The good news? Ken Hamm's slide guitar pieces arrive on Monday from his home in Forget, Saskatchewan - all very exciting (though I do hope his town's name is not a harbinger of things to come).

Wednesday, January 2, 2008

Man (staff?) the barricades?

Well, what excuse can one offer for tardiness in writing, but the usual complaint about Christmas holidays, plus an arduous CD recording schedule? I promise to post with greater regularity. All in all, not a bad Christmas, though, with trips to Burnaby with dear son Daniel to see his grandmother, a modest birthday celebration (which I quickly blanked from my mind) and Christmas dinner at Brian and Judy's house. This was topped off by an outing to Matisse’s Restaurant where I and a friend were treated to exquisite French cuisine and entertainment courtesy of the establishment's thoroughly engaging owner. Matisse's is much recommended.

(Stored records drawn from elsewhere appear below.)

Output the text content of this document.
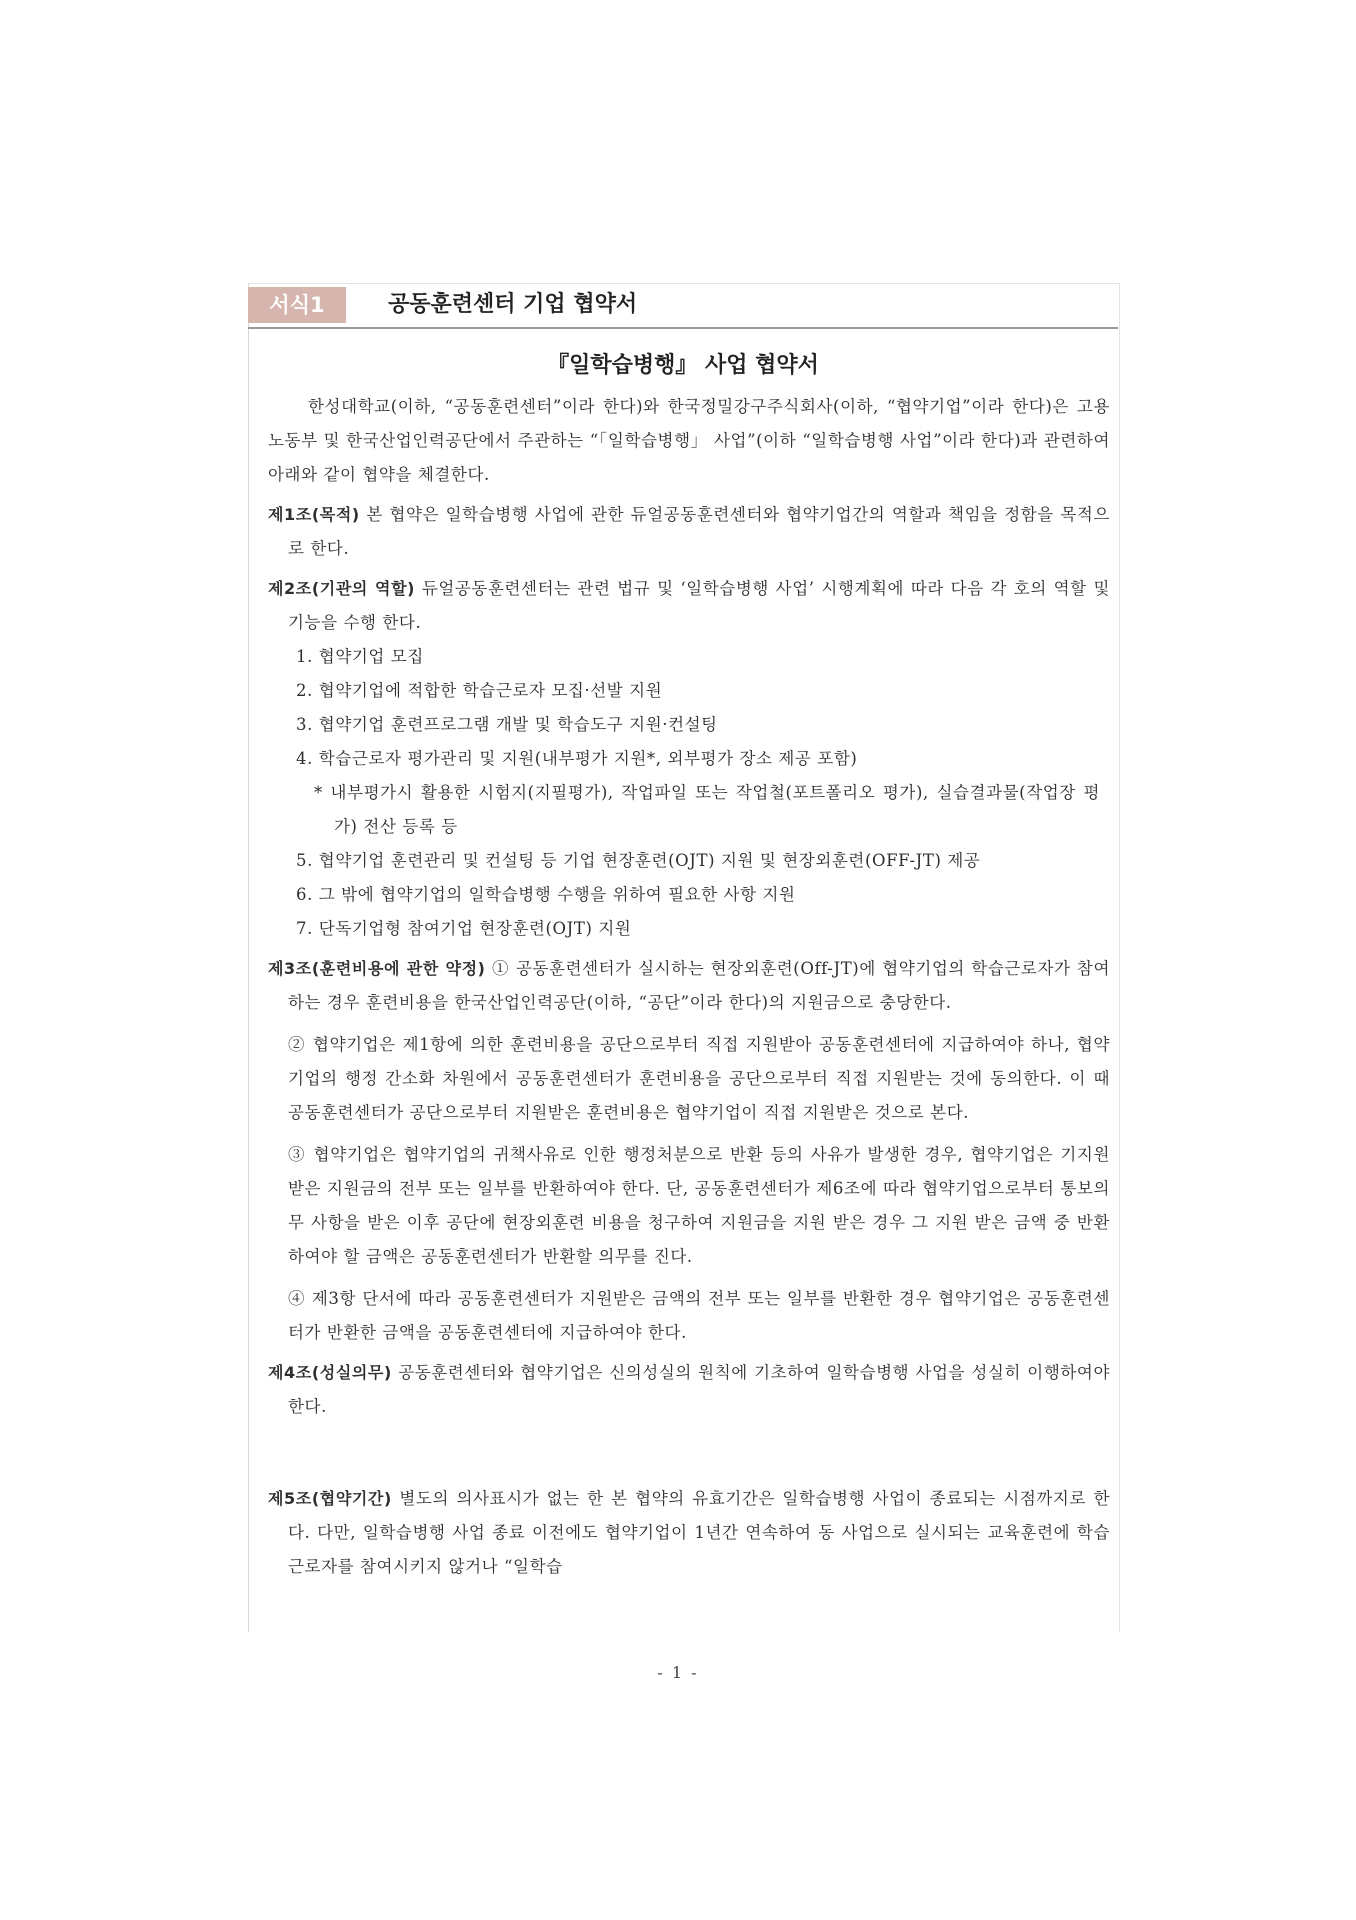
서식1	공동훈련센터 기업 협약서
『일학습병행』 사업 협약서

한성대학교(이하, “공동훈련센터”이라 한다)와 한국정밀강구주식회사(이하, “협약기업”이라 한다)은 고용노동부 및 한국산업인력공단에서 주관하는 “「일학습병행」 사업”(이하 “일학습병행 사업”이라 한다)과 관련하여 아래와 같이 협약을 체결한다.

제1조(목적) 본 협약은 일학습병행 사업에 관한 듀얼공동훈련센터와 협약기업간의 역할과 책임을 정함을 목적으로 한다.
제2조(기관의 역할) 듀얼공동훈련센터는 관련 법규 및 ‘일학습병행 사업’ 시행계획에 따라 다음 각 호의 역할 및 기능을 수행 한다.
1. 협약기업 모집
2. 협약기업에 적합한 학습근로자 모집·선발 지원
3. 협약기업 훈련프로그램 개발 및 학습도구 지원·컨설팅
4. 학습근로자 평가관리 및 지원(내부평가 지원*, 외부평가 장소 제공 포함)
* 내부평가시 활용한 시험지(지필평가), 작업파일 또는 작업철(포트폴리오 평가), 실습결과물(작업장 평가) 전산 등록 등
5. 협약기업 훈련관리 및 컨설팅 등 기업 현장훈련(OJT) 지원 및 현장외훈련(OFF-JT) 제공
6. 그 밖에 협약기업의 일학습병행 수행을 위하여 필요한 사항 지원
7. 단독기업형 참여기업 현장훈련(OJT) 지원
제3조(훈련비용에 관한 약정) ① 공동훈련센터가 실시하는 현장외훈련(Off-JT)에 협약기업의 학습근로자가 참여하는 경우 훈련비용을 한국산업인력공단(이하, “공단”이라 한다)의 지원금으로 충당한다.

② 협약기업은 제1항에 의한 훈련비용을 공단으로부터 직접 지원받아 공동훈련센터에 지급하여야 하나, 협약기업의 행정 간소화 차원에서 공동훈련센터가 훈련비용을 공단으로부터 직접 지원받는 것에 동의한다. 이 때 공동훈련센터가 공단으로부터 지원받은 훈련비용은 협약기업이 직접 지원받은 것으로 본다.

③ 협약기업은 협약기업의 귀책사유로 인한 행정처분으로 반환 등의 사유가 발생한 경우, 협약기업은 기지원 받은 지원금의 전부 또는 일부를 반환하여야 한다. 단, 공동훈련센터가 제6조에 따라 협약기업으로부터 통보의무 사항을 받은 이후 공단에 현장외훈련 비용을 청구하여 지원금을 지원 받은 경우 그 지원 받은 금액 중 반환하여야 할 금액은 공동훈련센터가 반환할 의무를 진다.

④ 제3항 단서에 따라 공동훈련센터가 지원받은 금액의 전부 또는 일부를 반환한 경우 협약기업은 공동훈련센터가 반환한 금액을 공동훈련센터에 지급하여야 한다.

제4조(성실의무) 공동훈련센터와 협약기업은 신의성실의 원칙에 기초하여 일학습병행 사업을 성실히 이행하여야 한다.
제5조(협약기간) 별도의 의사표시가 없는 한 본 협약의 유효기간은 일학습병행 사업이 종료되는 시점까지로 한다. 다만, 일학습병행 사업 종료 이전에도 협약기업이 1년간 연속하여 동 사업으로 실시되는 교육훈련에 학습근로자를 참여시키지 않거나 “일학습
- 1 -
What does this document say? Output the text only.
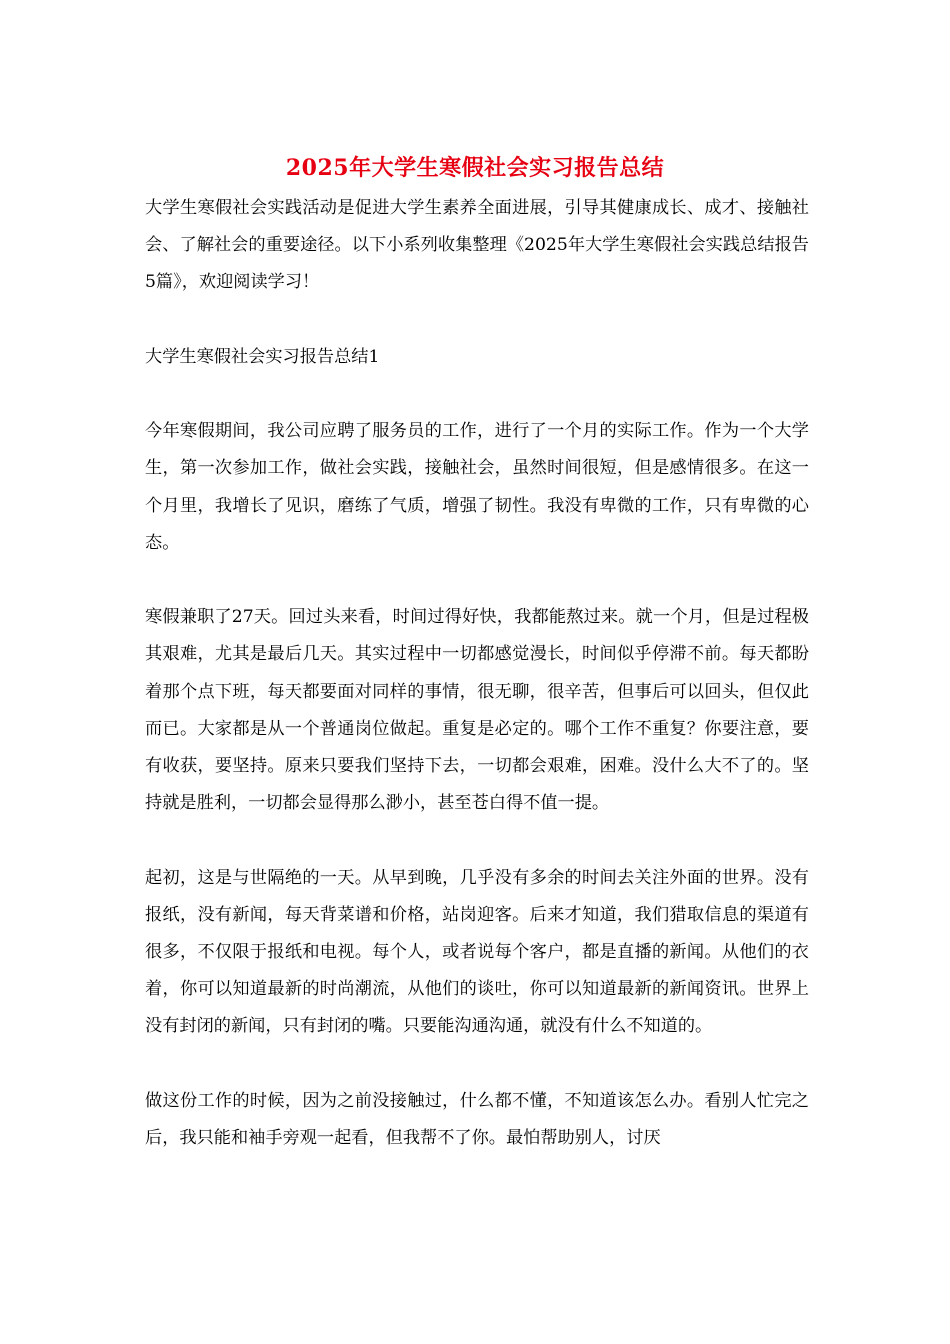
2025年大学生寒假社会实习报告总结

大学生寒假社会实践活动是促进大学生素养全面进展，引导其健康成长、成才、接触社会、了解社会的重要途径。以下小系列收集整理《2025年大学生寒假社会实践总结报告5篇》，欢迎阅读学习！

大学生寒假社会实习报告总结1

今年寒假期间，我公司应聘了服务员的工作，进行了一个月的实际工作。作为一个大学生，第一次参加工作，做社会实践，接触社会，虽然时间很短，但是感情很多。在这一个月里，我增长了见识，磨练了气质，增强了韧性。我没有卑微的工作，只有卑微的心态。

寒假兼职了27天。回过头来看，时间过得好快，我都能熬过来。就一个月，但是过程极其艰难，尤其是最后几天。其实过程中一切都感觉漫长，时间似乎停滞不前。每天都盼着那个点下班，每天都要面对同样的事情，很无聊，很辛苦，但事后可以回头，但仅此而已。大家都是从一个普通岗位做起。重复是必定的。哪个工作不重复？你要注意，要有收获，要坚持。原来只要我们坚持下去，一切都会艰难，困难。没什么大不了的。坚持就是胜利，一切都会显得那么渺小，甚至苍白得不值一提。

起初，这是与世隔绝的一天。从早到晚，几乎没有多余的时间去关注外面的世界。没有报纸，没有新闻，每天背菜谱和价格，站岗迎客。后来才知道，我们猎取信息的渠道有很多，不仅限于报纸和电视。每个人，或者说每个客户，都是直播的新闻。从他们的衣着，你可以知道最新的时尚潮流，从他们的谈吐，你可以知道最新的新闻资讯。世界上没有封闭的新闻，只有封闭的嘴。只要能沟通沟通，就没有什么不知道的。

做这份工作的时候，因为之前没接触过，什么都不懂，不知道该怎么办。看别人忙完之后，我只能和袖手旁观一起看，但我帮不了你。最怕帮助别人，讨厌
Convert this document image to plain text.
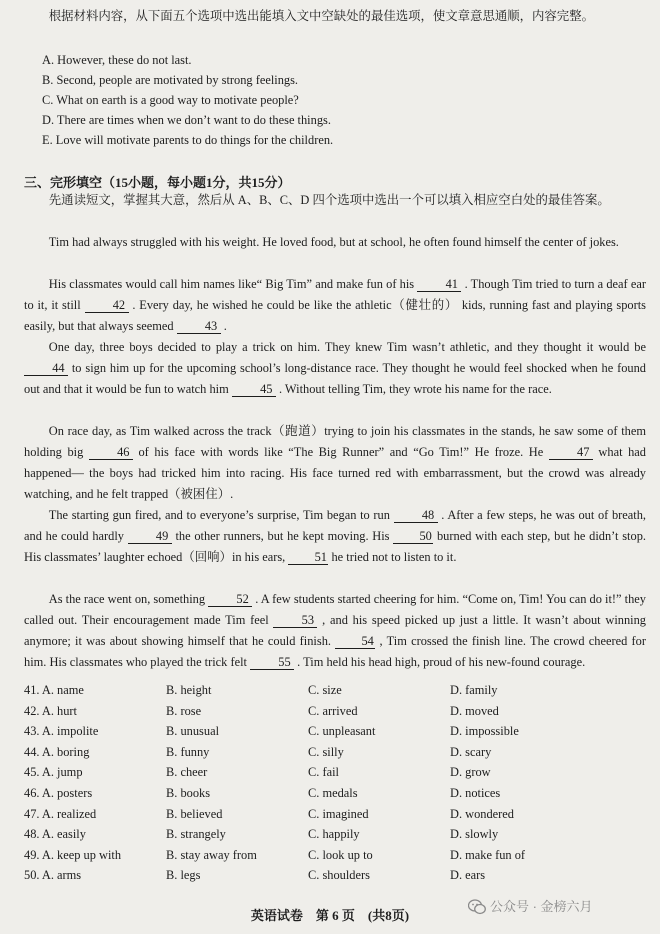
根据材料内容，从下面五个选项中选出能填入文中空缺处的最佳选项，使文章意思通顺，内容完整。

A. However, these do not last.
B. Second, people are motivated by strong feelings.
C. What on earth is a good way to motivate people?
D. There are times when we don’t want to do these things.
E. Love will motivate parents to do things for the children.
三、完形填空（15小题，每小题1分，共15分）

先通读短文，掌握其大意，然后从 A、B、C、D 四个选项中选出一个可以填入相应空白处的最佳答案。

Tim had always struggled with his weight. He loved food, but at school, he often found himself the center of jokes.

His classmates would call him names like“ Big Tim” and make fun of his 41 . Though Tim tried to turn a deaf ear to it, it still 42 . Every day, he wished he could be like the athletic（健壮的） kids, running fast and playing sports easily, but that always seemed 43 .

One day, three boys decided to play a trick on him. They knew Tim wasn’t athletic, and they thought it would be 44 to sign him up for the upcoming school’s long-distance race. They thought he would feel shocked when he found out and that it would be fun to watch him 45 . Without telling Tim, they wrote his name for the race.

On race day, as Tim walked across the track（跑道）trying to join his classmates in the stands, he saw some of them holding big 46 of his face with words like “The Big Runner” and “Go Tim!” He froze. He 47 what had happened— the boys had tricked him into racing. His face turned red with embarrassment, but the crowd was already watching, and he felt trapped（被困住）.

The starting gun fired, and to everyone’s surprise, Tim began to run 48 . After a few steps, he was out of breath, and he could hardly 49 the other runners, but he kept moving. His 50 burned with each step, but he didn’t stop. His classmates’ laughter echoed（回响）in his ears, 51 he tried not to listen to it.

As the race went on, something 52 . A few students started cheering for him. “Come on, Tim! You can do it!” they called out. Their encouragement made Tim feel 53 , and his speed picked up just a little. It wasn’t about winning anymore; it was about showing himself that he could finish. 54 , Tim crossed the finish line. The crowd cheered for him. His classmates who played the trick felt 55 . Tim held his head high, proud of his new-found courage.

41. A. name	B. height	C. size	D. family
42. A. hurt	B. rose	C. arrived	D. moved
43. A. impolite	B. unusual	C. unpleasant	D. impossible
44. A. boring	B. funny	C. silly	D. scary
45. A. jump	B. cheer	C. fail	D. grow
46. A. posters	B. books	C. medals	D. notices
47. A. realized	B. believed	C. imagined	D. wondered
48. A. easily	B. strangely	C. happily	D. slowly
49. A. keep up with	B. stay away from	C. look up to	D. make fun of
50. A. arms	B. legs	C. shoulders	D. ears
英语试卷　第 6 页　(共8页)
公众号 · 金榜六月
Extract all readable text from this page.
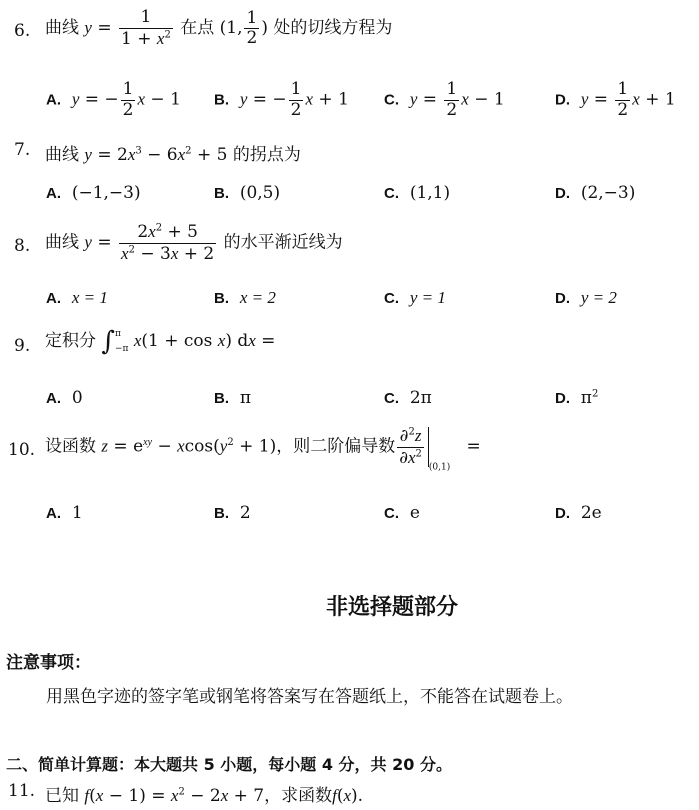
6. 曲线 $y = \frac{1}{1 + x^2}$ 在点 (1, $\frac{1}{2}$ ) 处的切线方程为
A. y = − $\frac{1}{2}$ x − 1 B. y = − $\frac{1}{2}$ x + 1 C. $y = \frac{1}{2}$ x − 1	D. $y = \frac{1}{2}$ x + 1
7. 曲线 $y = 2x^3 - 6x^2 + 5$ 的拐点为
A. (−1,−3)	B. (0,5)	C. (1,1)	D. (2,−3)
8. 曲线 $y = \frac{2x^2 + 5}{x^2 - 3x + 2}$ 的水平渐近线为
A. x = 1	B. x = 2	C. y = 1	D. y = 2
9. 定积分 ∫ π
−π x(1 + cos x) dx =
A. 0	B. π	C. 2π	D.  $\pi^2$
10. 设函数 $z = e^{xy} - xcos(y^2 + 1)$，则二阶偏导数 $\frac{\partial^2z}{\partial x^2} _{(0,1)}$   =
A. 1	B. 2	C. e	D. 2e
非选择题部分
注意事项：
用黑色字迹的签字笔或钢笔将答案写在答题纸上，不能答在试题卷上。
二、简单计算题：本大题共 5 小题，每小题 4 分，共 20 分。
11. 已知 $f(x - 1) = x^2 - 2x + 7$，求函数f(x).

As for the CD, we are heading down the stretch, with a super job on piano and synthesizer turned in so far by Karel Roessingh and on drums by Jerry Adolphe. A few main vocals remain to be done, plus violin and accordion by the redoubtable Calvin Cairns, slide guitar by the righteous Ken Hamm and incidental pieces on bagpipe, penny whistle and hand drum. With any luck we'll have it all mixed and mastered and in hand for our first 2008 gig February 29 at the Acoustic Cafe. Details to come.

Some may wonder where I find time to read, but I've managed to make time for an excellent essay by the Canadian poet and critic Carmine Starnino. Starnino comes in for some justified knuckle wrapping for his rough treatment of some of our established poets. That said, the title essay of his book "A Lover's Quarrel" is compelling. In sum, he argues that in their efforts these three or four decades to produce a national poetry by turning their backs on established international lights from the UK and the US, Canadian poets have actually robbed themselves of vital influences - influences that far from "colonizing" Canadian poetry might have helped to invigorate and shape it.

One reviewer replies saying Starnino has set up a false dichotomy, another that the poets he endorses bear suspiciously close relationships to the publication Starnino himself edits, still another that those endorsements fall short of the critical acumen Starnino prescribes for other critics. Interestingly, few take him to task over his attempted evisceration of the reputations of some of our most notable poets. Can it be that he has won tacit consensus for a fresh aesthetic/critical agenda? A tall order, perhaps, though I agree with one reviewer who considers it an important essay, if only because it asks us to challenge some of our assumptions about the Canadian poetry scene.

Other critical titles worth reading:

Alfred Corn's "The Poet's Heartbeat: A Manual of Prosody”
Robert Pinsky's "The Sounds of Poetry"
John Hollander's “Sound and Sense”

Each of these provides a progressively helpful elucidation of metre, culminating in a rather difficult analysis of the principle historical outcome of traditional prosody by Charles O. Hartmann called “Free Verse: An Essay on Prosody.” Difficult, and not everyone’s cup of tea, but I persevere.